Laguna ataca por el extremo izquierdo. Hay un desborde y un centro en diagonal, a la olla. El rematador adelanta al defensa, cabecea con fuerza y colocación, la pelota va al ángulo, la gente se levanta ya con el grito de gol vibrando en la garganta, y cuando parece que el balón lamerá las redes de los Cementeros, un tipo de cuerpo robusto, de presencia imponente y traje negro con vivos blancos en los hombros, el portero Miguel Marín, pega un brinco descomunal, se tiende hacia su izquierda por el aire, vuela como cuatro metros y en lugar de tirar un manotazo a la pelota para echarla fuera por la raya del fondo, la toma en las alturas con las dos manos, cae con elegancia, se levanta, despeja de lado, tendidito, y así comienza el contrataque de su equipo.

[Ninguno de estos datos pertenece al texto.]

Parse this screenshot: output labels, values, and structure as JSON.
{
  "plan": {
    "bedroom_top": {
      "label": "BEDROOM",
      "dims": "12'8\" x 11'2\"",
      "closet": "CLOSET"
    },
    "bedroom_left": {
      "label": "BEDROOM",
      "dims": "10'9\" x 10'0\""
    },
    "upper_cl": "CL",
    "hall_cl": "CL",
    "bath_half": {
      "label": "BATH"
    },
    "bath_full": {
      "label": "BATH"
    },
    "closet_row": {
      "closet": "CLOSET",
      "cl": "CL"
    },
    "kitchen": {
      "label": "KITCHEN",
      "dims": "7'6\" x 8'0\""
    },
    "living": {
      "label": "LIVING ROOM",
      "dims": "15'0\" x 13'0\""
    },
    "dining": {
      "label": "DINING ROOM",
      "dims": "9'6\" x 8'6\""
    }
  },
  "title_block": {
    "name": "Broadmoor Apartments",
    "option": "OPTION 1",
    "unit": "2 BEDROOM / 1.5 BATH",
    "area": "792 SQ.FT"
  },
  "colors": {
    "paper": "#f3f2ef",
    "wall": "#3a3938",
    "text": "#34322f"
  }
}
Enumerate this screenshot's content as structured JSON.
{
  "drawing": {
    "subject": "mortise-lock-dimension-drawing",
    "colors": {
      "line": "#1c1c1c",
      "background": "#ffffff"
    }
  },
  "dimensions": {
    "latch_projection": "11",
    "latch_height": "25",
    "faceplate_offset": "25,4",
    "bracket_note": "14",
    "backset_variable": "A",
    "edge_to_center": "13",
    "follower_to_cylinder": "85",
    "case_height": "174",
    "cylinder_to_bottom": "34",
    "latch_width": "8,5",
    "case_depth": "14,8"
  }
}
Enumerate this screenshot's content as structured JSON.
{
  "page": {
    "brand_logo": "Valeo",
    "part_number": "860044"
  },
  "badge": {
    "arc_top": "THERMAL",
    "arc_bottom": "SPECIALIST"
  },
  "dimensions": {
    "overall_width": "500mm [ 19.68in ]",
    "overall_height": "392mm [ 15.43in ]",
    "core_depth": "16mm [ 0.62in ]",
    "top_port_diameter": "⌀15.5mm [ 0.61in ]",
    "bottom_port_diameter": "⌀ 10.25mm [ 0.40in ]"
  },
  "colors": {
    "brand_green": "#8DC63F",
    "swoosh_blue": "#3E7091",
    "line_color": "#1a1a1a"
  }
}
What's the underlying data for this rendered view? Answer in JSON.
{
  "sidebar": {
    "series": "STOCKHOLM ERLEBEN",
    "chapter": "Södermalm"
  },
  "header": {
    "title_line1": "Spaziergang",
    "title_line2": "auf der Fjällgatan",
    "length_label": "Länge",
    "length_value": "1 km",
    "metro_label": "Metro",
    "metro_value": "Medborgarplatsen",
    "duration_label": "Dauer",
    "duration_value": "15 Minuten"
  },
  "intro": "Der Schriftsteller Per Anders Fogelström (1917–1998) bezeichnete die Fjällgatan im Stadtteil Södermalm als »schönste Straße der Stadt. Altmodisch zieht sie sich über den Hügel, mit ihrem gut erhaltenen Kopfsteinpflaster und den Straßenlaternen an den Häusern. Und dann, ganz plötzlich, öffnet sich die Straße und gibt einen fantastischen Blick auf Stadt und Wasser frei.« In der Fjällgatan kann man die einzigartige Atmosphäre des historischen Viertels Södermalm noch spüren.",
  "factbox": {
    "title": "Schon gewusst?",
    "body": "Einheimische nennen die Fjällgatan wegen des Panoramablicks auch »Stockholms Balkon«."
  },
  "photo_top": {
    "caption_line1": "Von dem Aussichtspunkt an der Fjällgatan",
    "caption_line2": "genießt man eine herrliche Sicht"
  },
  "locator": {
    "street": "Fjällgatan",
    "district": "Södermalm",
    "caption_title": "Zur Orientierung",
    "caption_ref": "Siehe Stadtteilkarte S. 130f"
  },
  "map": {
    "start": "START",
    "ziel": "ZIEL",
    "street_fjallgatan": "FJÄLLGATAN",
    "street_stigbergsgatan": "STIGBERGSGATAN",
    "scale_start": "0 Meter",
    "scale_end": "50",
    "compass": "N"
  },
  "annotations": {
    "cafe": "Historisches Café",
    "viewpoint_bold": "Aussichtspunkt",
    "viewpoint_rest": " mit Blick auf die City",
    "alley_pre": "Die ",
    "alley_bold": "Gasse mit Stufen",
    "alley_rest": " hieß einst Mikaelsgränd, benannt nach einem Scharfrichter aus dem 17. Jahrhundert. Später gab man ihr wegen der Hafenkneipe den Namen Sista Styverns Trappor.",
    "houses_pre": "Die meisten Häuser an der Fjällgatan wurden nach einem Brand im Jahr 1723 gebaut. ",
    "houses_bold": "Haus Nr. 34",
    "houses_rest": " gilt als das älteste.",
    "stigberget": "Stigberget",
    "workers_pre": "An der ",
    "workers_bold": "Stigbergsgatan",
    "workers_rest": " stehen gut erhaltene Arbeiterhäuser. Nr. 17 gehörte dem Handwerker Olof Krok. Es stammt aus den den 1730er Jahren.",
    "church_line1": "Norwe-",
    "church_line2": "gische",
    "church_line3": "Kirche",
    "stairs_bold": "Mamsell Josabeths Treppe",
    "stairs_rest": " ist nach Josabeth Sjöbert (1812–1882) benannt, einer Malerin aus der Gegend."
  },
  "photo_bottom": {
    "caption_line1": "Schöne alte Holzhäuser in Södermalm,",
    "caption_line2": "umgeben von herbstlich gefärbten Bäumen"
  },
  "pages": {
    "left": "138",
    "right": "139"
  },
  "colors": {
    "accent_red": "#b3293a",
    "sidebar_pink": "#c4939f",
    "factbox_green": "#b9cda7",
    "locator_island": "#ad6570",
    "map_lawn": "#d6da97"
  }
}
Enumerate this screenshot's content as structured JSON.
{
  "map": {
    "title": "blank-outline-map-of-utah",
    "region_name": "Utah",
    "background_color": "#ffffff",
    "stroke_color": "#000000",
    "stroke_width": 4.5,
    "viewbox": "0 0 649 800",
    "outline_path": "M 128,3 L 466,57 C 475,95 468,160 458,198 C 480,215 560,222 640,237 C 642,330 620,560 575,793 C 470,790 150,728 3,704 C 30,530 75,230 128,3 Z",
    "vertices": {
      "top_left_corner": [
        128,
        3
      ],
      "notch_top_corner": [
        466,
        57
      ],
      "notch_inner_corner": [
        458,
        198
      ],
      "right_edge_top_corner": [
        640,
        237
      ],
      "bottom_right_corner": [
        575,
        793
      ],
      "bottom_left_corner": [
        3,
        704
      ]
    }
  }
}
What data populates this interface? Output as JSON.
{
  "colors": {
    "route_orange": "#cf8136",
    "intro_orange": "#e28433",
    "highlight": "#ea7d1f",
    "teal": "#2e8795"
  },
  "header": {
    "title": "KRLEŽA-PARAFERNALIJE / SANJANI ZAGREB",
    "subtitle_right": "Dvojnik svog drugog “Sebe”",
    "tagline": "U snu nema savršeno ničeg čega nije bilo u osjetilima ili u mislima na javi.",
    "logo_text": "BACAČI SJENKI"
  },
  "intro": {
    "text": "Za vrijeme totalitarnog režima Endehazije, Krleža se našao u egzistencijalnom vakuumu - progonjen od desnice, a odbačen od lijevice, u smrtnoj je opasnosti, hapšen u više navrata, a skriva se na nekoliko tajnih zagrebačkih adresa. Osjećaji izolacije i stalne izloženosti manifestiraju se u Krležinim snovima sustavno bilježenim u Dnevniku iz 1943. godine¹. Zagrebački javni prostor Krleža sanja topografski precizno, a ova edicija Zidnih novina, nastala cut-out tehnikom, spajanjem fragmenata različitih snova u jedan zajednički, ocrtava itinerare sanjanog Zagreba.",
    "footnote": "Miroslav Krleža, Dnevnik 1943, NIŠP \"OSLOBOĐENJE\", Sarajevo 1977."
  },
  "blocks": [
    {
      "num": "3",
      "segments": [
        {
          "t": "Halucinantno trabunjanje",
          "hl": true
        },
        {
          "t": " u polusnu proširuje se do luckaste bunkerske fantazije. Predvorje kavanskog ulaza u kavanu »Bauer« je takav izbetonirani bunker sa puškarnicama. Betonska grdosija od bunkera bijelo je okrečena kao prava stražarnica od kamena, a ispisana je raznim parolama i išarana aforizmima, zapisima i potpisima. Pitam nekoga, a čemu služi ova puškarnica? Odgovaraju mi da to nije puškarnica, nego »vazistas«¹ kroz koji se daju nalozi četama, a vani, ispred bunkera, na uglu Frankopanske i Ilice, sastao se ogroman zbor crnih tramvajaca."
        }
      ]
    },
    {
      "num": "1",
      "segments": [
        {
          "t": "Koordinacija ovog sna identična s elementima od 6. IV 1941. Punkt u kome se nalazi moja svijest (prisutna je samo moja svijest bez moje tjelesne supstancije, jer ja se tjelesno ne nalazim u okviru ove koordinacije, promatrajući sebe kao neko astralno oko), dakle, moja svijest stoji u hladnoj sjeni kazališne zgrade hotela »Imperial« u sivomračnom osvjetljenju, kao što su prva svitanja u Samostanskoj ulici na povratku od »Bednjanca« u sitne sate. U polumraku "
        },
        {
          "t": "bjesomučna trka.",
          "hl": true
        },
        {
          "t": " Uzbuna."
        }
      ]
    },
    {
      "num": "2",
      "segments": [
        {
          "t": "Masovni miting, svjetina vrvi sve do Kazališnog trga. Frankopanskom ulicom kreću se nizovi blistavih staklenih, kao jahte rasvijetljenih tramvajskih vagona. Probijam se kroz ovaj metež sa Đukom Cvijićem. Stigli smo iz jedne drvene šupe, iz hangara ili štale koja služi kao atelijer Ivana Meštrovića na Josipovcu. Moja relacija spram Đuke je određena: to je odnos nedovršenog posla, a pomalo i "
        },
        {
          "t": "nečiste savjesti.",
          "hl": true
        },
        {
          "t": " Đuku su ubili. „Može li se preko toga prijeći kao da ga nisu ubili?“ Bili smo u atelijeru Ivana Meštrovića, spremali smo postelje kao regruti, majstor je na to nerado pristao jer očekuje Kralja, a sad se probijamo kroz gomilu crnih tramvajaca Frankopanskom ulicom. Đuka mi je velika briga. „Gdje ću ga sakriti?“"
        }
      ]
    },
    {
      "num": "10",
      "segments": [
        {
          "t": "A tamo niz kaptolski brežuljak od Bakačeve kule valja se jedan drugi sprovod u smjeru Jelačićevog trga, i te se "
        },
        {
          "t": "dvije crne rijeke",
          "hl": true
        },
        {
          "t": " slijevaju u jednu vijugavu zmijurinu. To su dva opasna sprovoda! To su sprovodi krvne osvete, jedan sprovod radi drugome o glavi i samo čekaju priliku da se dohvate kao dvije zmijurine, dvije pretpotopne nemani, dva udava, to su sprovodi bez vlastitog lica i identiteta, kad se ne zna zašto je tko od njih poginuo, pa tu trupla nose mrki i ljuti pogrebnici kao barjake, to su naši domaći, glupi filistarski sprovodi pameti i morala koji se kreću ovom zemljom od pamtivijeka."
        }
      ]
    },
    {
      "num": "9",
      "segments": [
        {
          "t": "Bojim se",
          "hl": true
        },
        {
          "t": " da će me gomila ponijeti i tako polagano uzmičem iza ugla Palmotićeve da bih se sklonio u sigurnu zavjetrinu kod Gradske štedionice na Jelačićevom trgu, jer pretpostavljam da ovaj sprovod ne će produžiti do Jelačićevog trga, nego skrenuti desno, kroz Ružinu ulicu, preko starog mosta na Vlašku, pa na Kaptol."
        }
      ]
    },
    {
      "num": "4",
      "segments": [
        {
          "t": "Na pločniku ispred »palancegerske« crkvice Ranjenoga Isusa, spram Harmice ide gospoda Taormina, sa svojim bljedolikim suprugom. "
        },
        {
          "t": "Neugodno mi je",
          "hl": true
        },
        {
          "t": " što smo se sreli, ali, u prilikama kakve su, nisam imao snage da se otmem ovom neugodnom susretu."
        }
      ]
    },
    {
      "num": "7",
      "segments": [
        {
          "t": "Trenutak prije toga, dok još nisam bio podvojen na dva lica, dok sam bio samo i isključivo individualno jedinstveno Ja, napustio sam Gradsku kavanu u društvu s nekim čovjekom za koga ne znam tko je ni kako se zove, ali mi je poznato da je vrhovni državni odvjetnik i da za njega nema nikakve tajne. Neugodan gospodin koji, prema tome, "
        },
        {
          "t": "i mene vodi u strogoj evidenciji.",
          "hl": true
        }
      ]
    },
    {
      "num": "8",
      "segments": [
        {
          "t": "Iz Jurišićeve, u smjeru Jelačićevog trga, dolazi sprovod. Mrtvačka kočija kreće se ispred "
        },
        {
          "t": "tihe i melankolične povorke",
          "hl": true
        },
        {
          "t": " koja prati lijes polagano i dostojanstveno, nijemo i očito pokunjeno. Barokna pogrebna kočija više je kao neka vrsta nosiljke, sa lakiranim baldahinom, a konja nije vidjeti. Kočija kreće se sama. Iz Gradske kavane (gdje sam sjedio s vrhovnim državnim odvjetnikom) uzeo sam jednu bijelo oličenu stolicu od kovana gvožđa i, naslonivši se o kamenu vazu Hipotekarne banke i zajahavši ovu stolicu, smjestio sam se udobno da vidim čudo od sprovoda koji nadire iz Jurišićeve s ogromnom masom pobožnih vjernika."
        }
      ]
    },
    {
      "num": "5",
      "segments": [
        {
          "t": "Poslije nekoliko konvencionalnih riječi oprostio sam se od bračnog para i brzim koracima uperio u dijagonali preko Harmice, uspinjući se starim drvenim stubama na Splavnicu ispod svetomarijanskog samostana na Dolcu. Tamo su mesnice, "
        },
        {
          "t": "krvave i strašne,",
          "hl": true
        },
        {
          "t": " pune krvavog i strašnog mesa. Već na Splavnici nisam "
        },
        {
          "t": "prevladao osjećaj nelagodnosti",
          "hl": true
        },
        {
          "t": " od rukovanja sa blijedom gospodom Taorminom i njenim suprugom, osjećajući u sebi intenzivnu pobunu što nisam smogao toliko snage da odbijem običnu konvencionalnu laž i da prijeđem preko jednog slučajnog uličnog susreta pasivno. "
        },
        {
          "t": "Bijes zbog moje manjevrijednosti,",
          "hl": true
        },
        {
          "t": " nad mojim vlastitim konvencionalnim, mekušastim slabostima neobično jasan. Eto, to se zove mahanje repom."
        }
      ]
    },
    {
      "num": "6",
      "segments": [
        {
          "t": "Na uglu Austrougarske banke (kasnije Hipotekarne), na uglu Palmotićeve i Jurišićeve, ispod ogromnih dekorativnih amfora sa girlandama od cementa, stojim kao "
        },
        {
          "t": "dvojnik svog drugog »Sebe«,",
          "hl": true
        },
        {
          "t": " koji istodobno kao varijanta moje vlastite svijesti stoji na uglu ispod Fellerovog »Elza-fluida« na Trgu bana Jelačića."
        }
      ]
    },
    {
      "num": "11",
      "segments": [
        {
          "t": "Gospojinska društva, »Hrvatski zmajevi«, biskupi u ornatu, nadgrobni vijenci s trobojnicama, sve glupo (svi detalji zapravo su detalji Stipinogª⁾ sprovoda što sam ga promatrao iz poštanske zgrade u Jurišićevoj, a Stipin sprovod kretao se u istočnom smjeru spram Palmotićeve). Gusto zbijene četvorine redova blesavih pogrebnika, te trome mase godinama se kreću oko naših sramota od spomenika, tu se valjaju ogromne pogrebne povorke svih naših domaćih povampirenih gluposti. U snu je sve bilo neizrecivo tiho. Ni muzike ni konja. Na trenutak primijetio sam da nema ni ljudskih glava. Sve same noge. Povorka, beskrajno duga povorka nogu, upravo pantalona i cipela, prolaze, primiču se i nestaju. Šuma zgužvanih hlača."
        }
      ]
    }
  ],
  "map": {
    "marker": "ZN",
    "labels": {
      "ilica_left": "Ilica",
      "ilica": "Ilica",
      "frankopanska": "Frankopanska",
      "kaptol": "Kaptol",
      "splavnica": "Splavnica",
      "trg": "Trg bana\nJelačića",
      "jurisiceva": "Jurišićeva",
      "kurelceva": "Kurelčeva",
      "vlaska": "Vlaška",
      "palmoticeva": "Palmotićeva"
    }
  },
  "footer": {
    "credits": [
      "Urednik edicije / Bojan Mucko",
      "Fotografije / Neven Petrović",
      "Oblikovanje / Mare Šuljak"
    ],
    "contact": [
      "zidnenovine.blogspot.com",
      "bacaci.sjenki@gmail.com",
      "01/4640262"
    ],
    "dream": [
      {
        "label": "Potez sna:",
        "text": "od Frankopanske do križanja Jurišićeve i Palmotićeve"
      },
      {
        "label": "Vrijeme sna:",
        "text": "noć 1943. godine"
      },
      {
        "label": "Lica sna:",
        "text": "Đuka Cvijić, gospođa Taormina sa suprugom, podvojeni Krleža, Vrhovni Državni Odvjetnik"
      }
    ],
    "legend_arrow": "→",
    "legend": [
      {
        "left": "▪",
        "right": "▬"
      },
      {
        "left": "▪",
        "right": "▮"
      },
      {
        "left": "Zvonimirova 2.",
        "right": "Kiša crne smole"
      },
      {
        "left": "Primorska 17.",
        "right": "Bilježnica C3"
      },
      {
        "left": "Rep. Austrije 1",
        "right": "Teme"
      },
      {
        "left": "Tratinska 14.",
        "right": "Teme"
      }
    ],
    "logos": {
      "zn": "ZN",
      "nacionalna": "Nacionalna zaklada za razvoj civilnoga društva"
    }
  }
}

Vista así, casi a ras de campo, esa jugada cambió mi vida. Vi volar un ser humano, vi cómo se colgó del balón y vi como aterrizó, sin despeinarse, en el césped de San Isidro. El partido quedó empatado 1-1, y pocos meses después Laguna, nuestro equipo, desapareció de la primera división.
Al quedar en la orfandad de aficionado, fue fácil encariñarme con Cruz Azul, equipo al que secretamente ya seguía. Supongo que vi decenas de partidos, jugaba los sábados en el Azteca, el "Coloso de Santa Úrsula", y lo pasaba el canal 5. Bien entrado en la adolescencia, gocé con sus triunfos y llegué a llorar, lo confieso, ante alguna de sus derrotas, sobre todo cuando las padecía contra el América.
En los segundos tiempos de los partidos cruzazulinos siempre narraba Ángel Fernández, el mejor en ese oficio. Él admiraba a Marín tanto como muchos, tanto como yo. Le decía con elegancia de locutor experto El Gato, o ¡Supermán Marín!
Bueno, por aquel gran portero cordobés, ex jugador y campeón con Vélez Sarsfield, multicampeón en México y Supermán de carne y hueso, soy fanático de Cruz Azul desde hace más de 35 años. Así de fácil.